Rarely in its history has the NAACP had a greater opportunity to exert a major influence than it has this week as the organization considers, at its Houston convention, whether to endorse the nomination of Clarence Thomas for the Supreme Court.
If the NAACP endorses Thomas, few senators are likely to vote against one who was nominated by a conservative president and approved by the nation's preeminent civil rights organization. But if the NAACP should add its voice to those opposing Thomas, Senate approval would be anything but certain.
It is understandable, for emotional as well as practical reasons, that the NAACP delegates would look with favor upon Thomas.
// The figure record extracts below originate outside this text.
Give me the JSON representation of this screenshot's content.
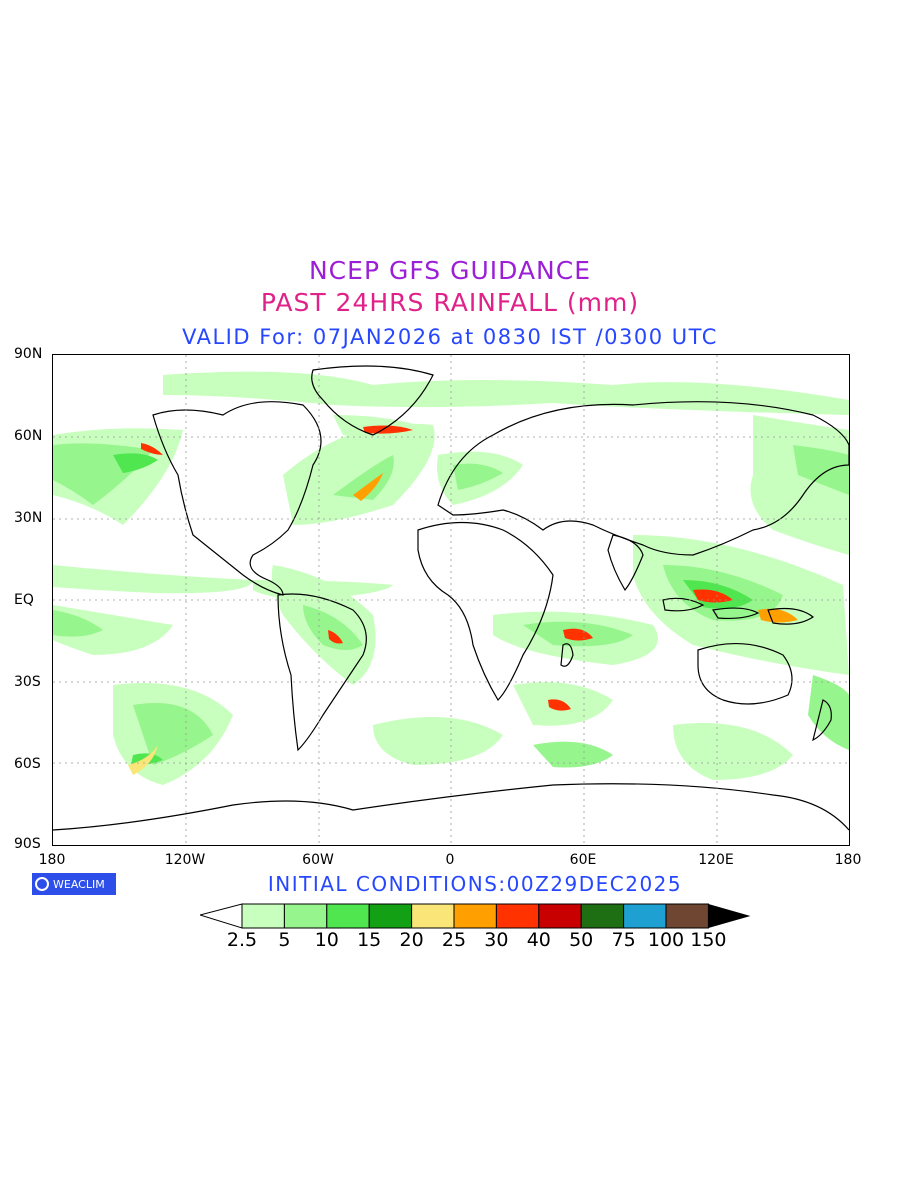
{
  "header": {
    "title": "NCEP GFS GUIDANCE",
    "subtitle": "PAST 24HRS RAINFALL (mm)",
    "valid": "VALID For: 07JAN2026 at 0830 IST /0300 UTC"
  },
  "axes": {
    "lat_labels": [
      "90N",
      "60N",
      "30N",
      "EQ",
      "30S",
      "60S",
      "90S"
    ],
    "lon_labels": [
      "180",
      "120W",
      "60W",
      "0",
      "60E",
      "120E",
      "180"
    ]
  },
  "footer": {
    "logo_text": "WEACLIM",
    "initial_conditions": "INITIAL CONDITIONS:00Z29DEC2025"
  },
  "legend": {
    "labels": [
      "2.5",
      "5",
      "10",
      "15",
      "20",
      "25",
      "30",
      "40",
      "50",
      "75",
      "100",
      "150"
    ],
    "colors": [
      "#c8ffbe",
      "#96f58c",
      "#50e650",
      "#14a014",
      "#fae678",
      "#ffa000",
      "#ff3200",
      "#c80000",
      "#1e6e14",
      "#1ea0d2",
      "#6e4632"
    ],
    "under_color": "#ffffff",
    "over_color": "#000000"
  },
  "map_colors": {
    "light": "#c8ffbe",
    "mid": "#96f58c",
    "strong": "#50e650",
    "heavy": "#14a014",
    "yellow": "#fae678",
    "orange": "#ffa000",
    "red": "#ff3200",
    "land_outline": "#000000",
    "grid": "#999999"
  }
}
He is, after all, a black man who would succeed a black man in an office of great power and prestige. On the practical side, it is a foregone conclusion that if the Thomas nomination is rejected, the alternative nominee would be someone who is just as conservative and yet does not share the experience of having grown up in segregated poverty -- an experience which, no doubt, will always function as a still, small voice as long as Thomas draws breath.
On the intellectual side, it will be difficult for the NAACP to lend its weight to the Thomas nomination. After all, if he were a white man with his record of decisions and statements, it is all but certain that the NAACP would reject him.
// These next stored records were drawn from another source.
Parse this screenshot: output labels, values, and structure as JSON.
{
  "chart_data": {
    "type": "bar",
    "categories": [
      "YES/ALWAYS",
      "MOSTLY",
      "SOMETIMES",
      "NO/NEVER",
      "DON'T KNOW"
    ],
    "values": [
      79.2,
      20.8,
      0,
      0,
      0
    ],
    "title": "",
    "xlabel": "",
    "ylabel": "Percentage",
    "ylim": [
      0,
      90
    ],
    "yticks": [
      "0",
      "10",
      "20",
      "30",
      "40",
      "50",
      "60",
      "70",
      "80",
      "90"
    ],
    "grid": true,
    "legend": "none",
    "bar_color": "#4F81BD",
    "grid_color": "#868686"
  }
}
So it is a tough call. No doubt the delegates and leadership of the NAACP have been tempted to pull the kind of fence-straddle that Lee Atwater, the late Republican chairman, executed when it became clear that public opinion was flowing markedly against the party's hard-line position against abortion rights. Atwater, in effect embracing the pro-choice position, declared abortion to be a matter of conscience on which Republicans were free to take their own positions.
For the moment the NAACP has shelved action on the Thomas nomination; but ultimately it will not be able to avoid taking a position on this major public issue.